Our next virtual seminar will feature Dr. Jeanette Stingone, Assistant Professor in the Department of Epidemiology at the Columbia University Mailman School of Public Health, for a discussion on “Using Data Science to Address Inequities in Urban Environmental Health.”
Friday, February 12th, 2021
11:30 am to 12:30 pm EST
CUSP’s research seminars are open to the public!
Using Data Science to Address Inequities in Urban Environmental Health
There is a large focus in biomedical research to integrate data science into the fields of medicine and healthcare to promote precision medicine and improve outcomes for individuals. While given less focus, there is a parallel challenge in public health to harness advanced computational and analytic technologies to collect and use more accurate, extensive and equitable data to improve the health of communities. In this talk, Dr. Stingone will discuss three projects that aim to use techniques from data science to enhance how we use existing data for research into urban health inequities. Within the context of research focusing on interactions between chemical and non-chemical stressors in the urban environment, she will present work that integrates data science into multiple aspects of the research pipeline, including data compilation, analytic approaches to multiple exposures and facilitating data sharing.

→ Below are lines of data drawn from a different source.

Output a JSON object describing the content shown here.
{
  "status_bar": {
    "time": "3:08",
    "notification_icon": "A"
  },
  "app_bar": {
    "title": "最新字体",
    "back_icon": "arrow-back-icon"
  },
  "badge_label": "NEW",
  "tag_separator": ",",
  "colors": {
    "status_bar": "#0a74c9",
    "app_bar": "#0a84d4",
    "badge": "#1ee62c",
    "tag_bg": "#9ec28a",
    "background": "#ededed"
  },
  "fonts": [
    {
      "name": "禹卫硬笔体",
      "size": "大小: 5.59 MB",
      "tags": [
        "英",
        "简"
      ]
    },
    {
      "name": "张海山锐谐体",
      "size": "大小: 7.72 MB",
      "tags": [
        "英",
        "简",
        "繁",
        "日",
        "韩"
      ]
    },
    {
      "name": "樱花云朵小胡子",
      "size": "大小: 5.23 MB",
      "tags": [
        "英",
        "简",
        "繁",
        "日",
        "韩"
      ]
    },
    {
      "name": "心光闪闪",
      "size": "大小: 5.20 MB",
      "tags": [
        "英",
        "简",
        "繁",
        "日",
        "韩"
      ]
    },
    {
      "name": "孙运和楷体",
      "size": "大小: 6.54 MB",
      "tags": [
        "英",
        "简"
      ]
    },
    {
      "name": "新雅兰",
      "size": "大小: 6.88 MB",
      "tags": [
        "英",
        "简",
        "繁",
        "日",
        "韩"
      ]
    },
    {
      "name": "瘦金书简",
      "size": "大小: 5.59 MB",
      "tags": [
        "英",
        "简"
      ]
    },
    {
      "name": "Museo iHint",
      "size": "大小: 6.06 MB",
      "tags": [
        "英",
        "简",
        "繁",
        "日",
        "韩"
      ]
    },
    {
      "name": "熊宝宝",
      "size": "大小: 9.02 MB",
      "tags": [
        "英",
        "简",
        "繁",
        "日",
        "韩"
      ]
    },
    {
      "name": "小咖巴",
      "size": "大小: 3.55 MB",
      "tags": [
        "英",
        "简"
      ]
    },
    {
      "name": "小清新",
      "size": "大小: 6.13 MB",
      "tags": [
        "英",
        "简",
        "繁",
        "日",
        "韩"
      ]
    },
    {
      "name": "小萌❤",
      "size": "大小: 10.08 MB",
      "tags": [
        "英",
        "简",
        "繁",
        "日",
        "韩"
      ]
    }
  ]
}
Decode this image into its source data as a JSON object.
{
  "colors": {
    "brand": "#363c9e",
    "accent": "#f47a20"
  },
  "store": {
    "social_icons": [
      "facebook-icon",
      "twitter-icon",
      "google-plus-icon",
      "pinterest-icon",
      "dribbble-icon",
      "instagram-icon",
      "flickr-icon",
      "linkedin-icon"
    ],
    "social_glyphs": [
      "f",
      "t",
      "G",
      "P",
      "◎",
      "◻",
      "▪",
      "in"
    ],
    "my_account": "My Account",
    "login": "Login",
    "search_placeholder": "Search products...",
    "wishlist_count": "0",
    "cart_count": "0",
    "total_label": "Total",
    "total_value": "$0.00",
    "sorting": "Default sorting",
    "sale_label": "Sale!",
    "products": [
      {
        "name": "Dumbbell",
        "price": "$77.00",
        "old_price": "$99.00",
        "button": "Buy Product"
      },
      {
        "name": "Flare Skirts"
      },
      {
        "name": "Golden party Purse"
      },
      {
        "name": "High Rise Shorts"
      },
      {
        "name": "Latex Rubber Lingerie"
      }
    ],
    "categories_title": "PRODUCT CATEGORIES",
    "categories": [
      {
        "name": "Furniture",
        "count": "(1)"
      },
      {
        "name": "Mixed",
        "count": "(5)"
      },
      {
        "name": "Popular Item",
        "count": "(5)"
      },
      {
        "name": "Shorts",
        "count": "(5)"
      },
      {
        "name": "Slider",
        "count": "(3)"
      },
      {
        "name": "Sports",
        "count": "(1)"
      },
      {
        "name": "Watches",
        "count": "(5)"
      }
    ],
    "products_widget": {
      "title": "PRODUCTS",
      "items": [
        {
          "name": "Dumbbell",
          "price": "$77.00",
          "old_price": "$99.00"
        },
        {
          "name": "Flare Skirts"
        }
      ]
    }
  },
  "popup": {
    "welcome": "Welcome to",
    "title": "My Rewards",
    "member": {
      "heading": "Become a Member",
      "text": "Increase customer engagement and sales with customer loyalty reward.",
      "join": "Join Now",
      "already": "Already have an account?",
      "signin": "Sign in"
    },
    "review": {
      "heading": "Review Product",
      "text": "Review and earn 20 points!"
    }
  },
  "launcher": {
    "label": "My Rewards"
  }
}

Dr. Jeanette Stingone is an environmental epidemiologist with a focus on pregnancy as a vulnerable exposure period for pregnant people and their offspring. Supported by an NIEHS-funded career development award, her current research couples data science techniques with more traditional epidemiologic methods to investigate health effects associated with complex environmental mixtures and multiple exposures. This includes advancing the reuse of existing data through novel data linkages and harmonization, adapting machine learning analytic techniques to account for the specific challenges of multiple exposures and promoting data sharing and interoperability through the use of ontologies and semantic science.